THE docent began the tour by taking us to the second floor landing of the museum as snow fell gently on the famous lawn outside, beckoning with its placid rhythm and complete lack of artifice.
The guide stopped at a glass case. In the case was a mannequin clothed in what appeared to be old, knitted afghan doilies, the sort of things that sit around on sofas and tables for many years in humble homes — not bad in the right place, but not treasured by anyone as visual masterpieces.
The artist, we are informed, has created similar suits for museums across the country (another way of saying he is a millionaire.) He was inspired in this work by his desire to create a second skin for himself — a protective suit that would enable him to escape racism and the evils of class and gender. He wanted a suit that would entirely insulate him from these scourges and that also made interesting crinkly sounds because he was a “multimedia artist” and performer.
We stood speechless before this afghan-covered shaman. I felt reverence and awe — awe for the immense power of propaganda. I was not surprised the enthusiastic female guide chose to take us here first. I don’t know what the other participants were thinking, if they were thinking at all, but I was fantasizing about what it’s like to make lots of money collecting old, cheap doilies in thrift shops and creating suits out of them. It can’t be that hard to do and might potentially make for a very comfortable and happy life, but no one would make lots of money doing this unless he fell into a certain privileged racial category and class. Our artist had, of course, the proper biological credentials. So the suit, as it turned out, was not only not pleasing to the eye, it did not insulate anyone from the scourge of racism.

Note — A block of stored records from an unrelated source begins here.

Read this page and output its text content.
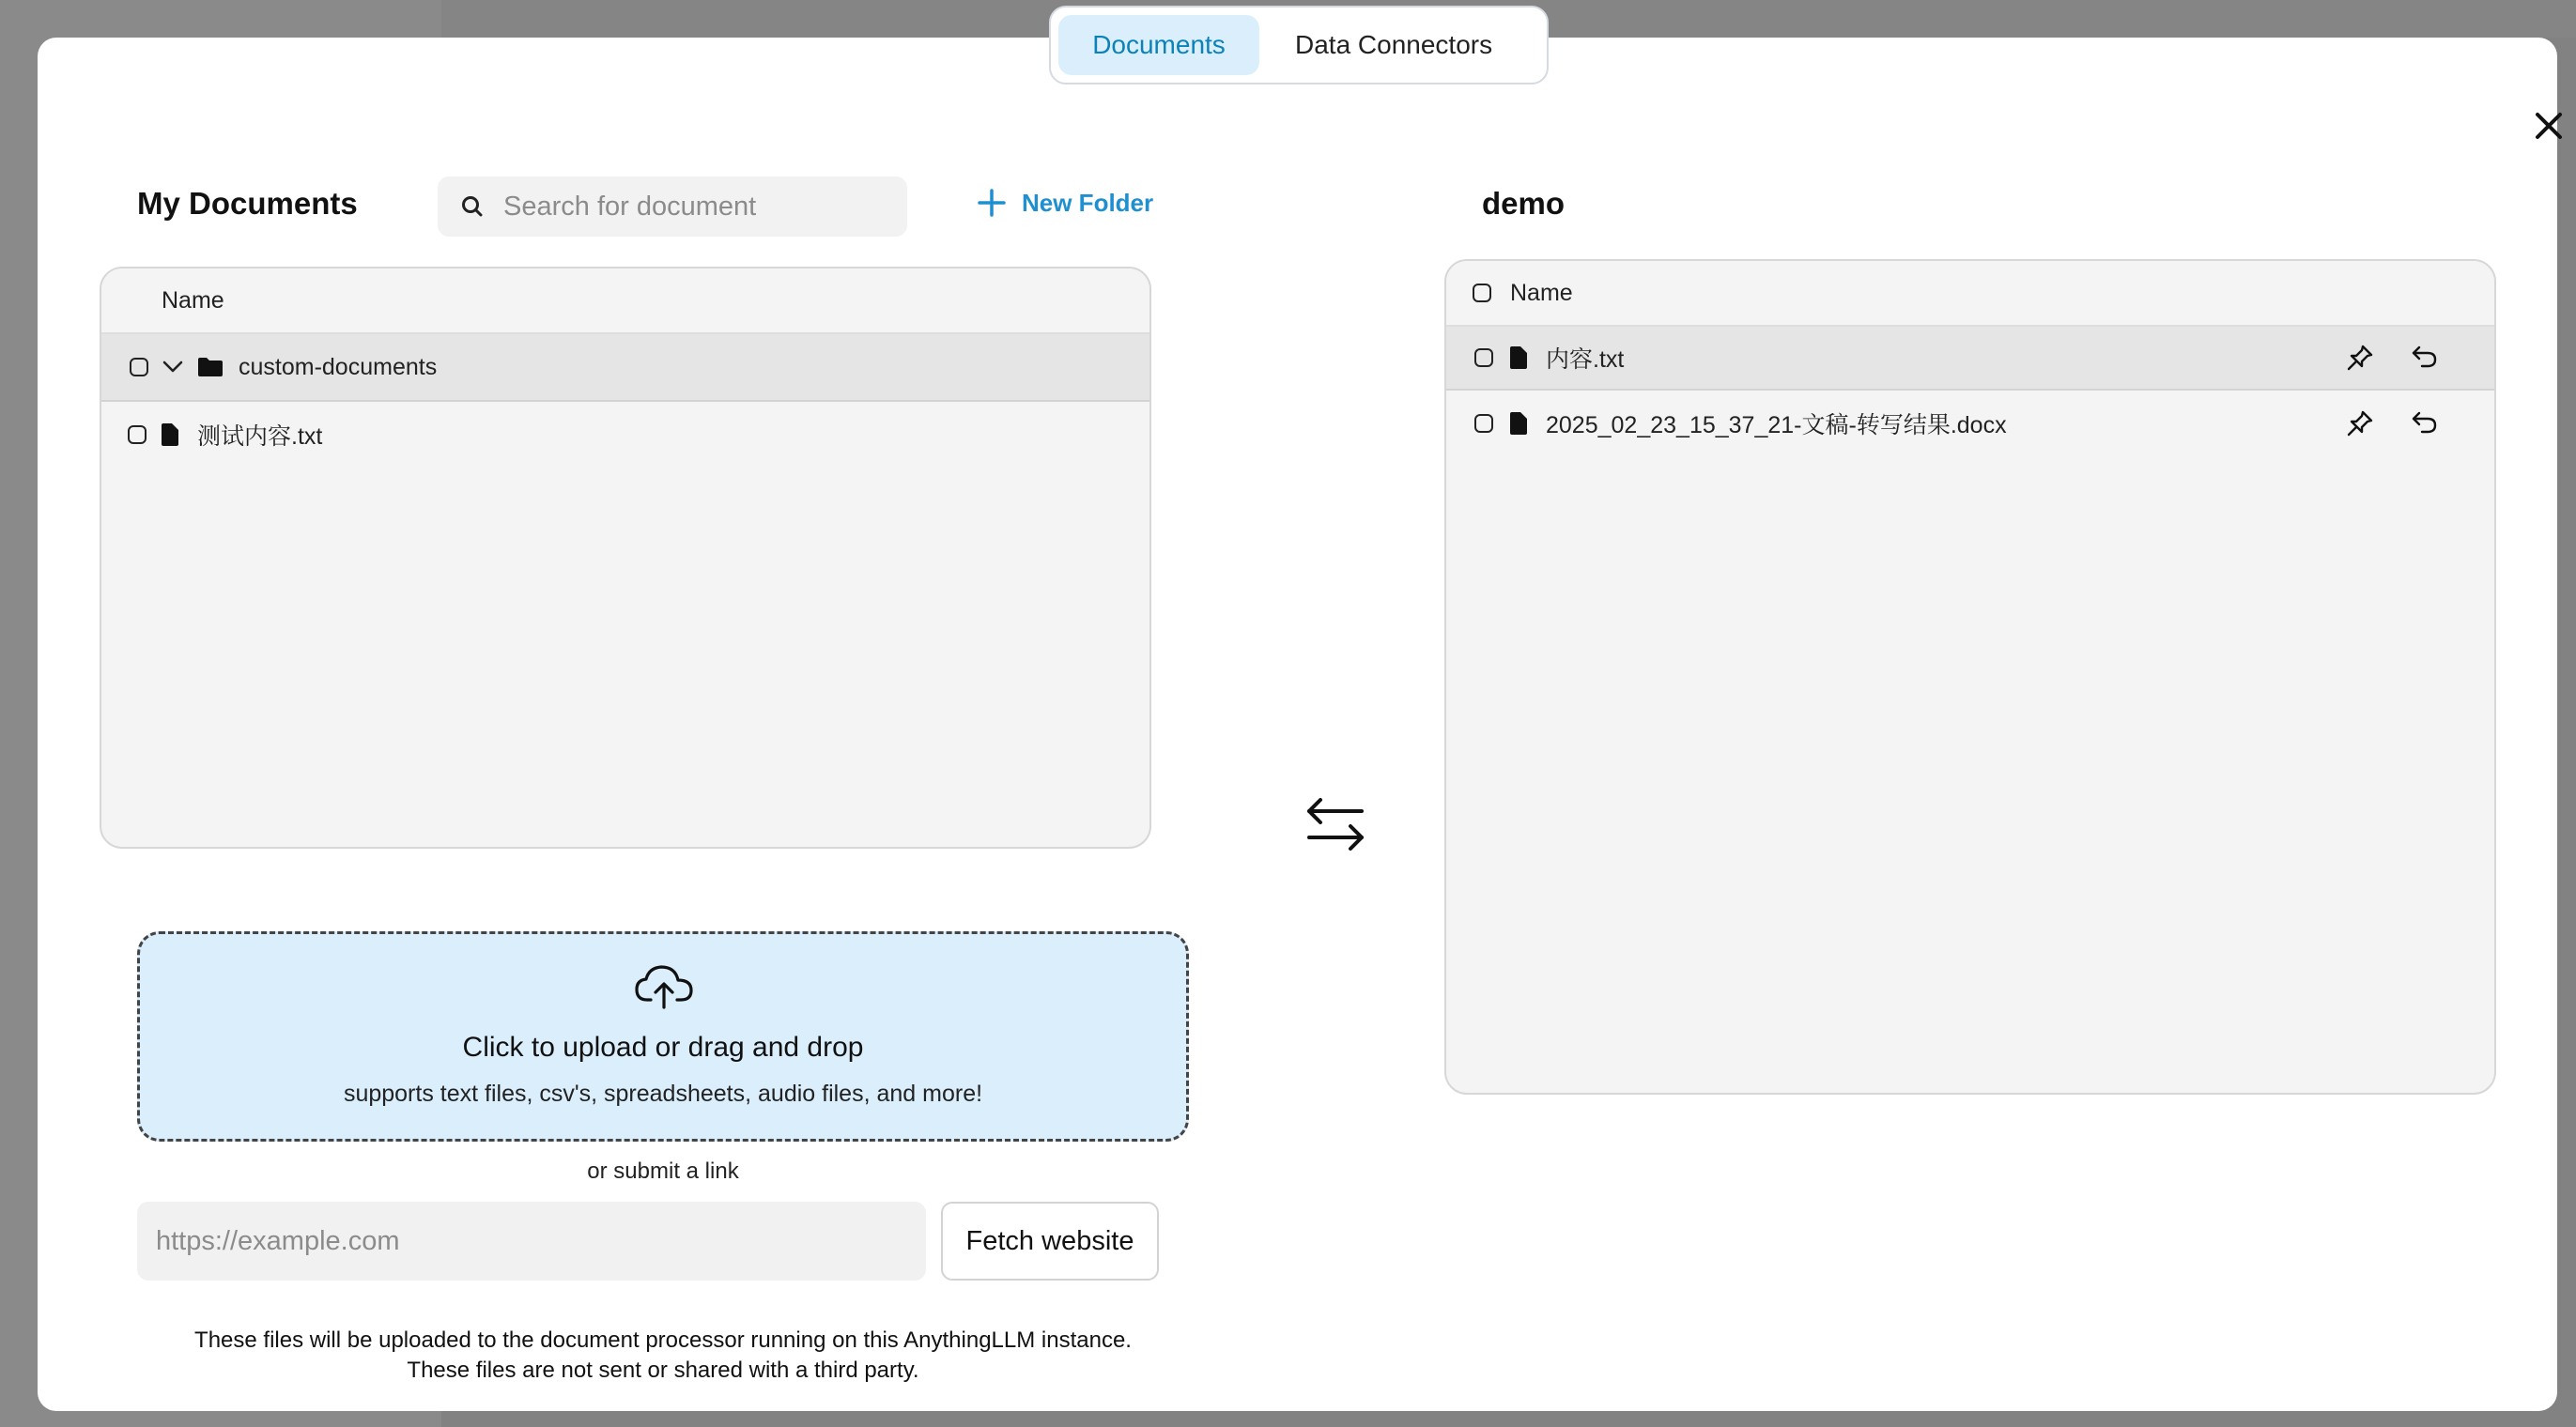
My Documents
Search for document	New Folder
Name
custom-documents
测试内容.txt
Click to upload or drag and drop
supports text files, csv's, spreadsheets, audio files, and more!
or submit a link
https://example.com
Fetch website
These files will be uploaded to the document processor running on this AnythingLLM instance.
These files are not sent or shared with a third party.
demo
Name
内容.txt
2025_02_23_15_37_21-文稿-转写结果.docx
Documents	Data Connectors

Oh, racism! How you plague the museum curator! On the one hand, she must bow to the dogmas of equality because that is her religion and the whole reason she took all those boring courses to get this job. On the other hand, she is surrounded in the museum’s vast and stunning collections with proof that equality does not exist. That’s a terrible bind, you have to admit.

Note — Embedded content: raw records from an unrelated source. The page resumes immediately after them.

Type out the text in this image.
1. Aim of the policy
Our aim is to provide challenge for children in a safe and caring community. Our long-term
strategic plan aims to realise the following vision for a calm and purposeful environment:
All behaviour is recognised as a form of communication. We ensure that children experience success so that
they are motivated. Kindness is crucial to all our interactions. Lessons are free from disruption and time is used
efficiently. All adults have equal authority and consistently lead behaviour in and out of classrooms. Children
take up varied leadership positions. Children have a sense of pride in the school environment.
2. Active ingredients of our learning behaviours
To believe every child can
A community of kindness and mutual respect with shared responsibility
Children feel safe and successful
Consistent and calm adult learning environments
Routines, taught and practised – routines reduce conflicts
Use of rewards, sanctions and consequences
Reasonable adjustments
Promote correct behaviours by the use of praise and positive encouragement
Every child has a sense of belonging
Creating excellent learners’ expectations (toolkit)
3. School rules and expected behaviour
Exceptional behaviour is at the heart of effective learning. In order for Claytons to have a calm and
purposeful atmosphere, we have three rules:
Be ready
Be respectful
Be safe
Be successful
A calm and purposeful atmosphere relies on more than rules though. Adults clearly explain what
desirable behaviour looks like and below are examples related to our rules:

To escape this dilemma, she and her volunteer guides, her fellow deacons at the altars of art, resort to piety and hoaxes.
The suit’s placement at the beginning of the tour was an act of piety, intended to cleanse visitors to the museum of any attraction to beauty itself. The modern museum must acclimate its visitors to ugliness because ugliness breaks down barriers in the mind between truth and falsehood. If you can get someone to say something ugly is beautiful, if you can get someone to enjoy ugliness, you have acclimated him to lying and can get him to believe in your religion, even if it is based on absurdities.
Fortified with this hoax, we moved on to view artworks that in some cases were inspiringly beautiful, but were, unfortunately, guilty pleasures, inherently evil because they represented cultures and peoples that did not hate themselves.
How long can they last? I often ask myself this. How long can they last? The barbarians are at the gate, their torches are lit, and the guards want nothing more than to let them in.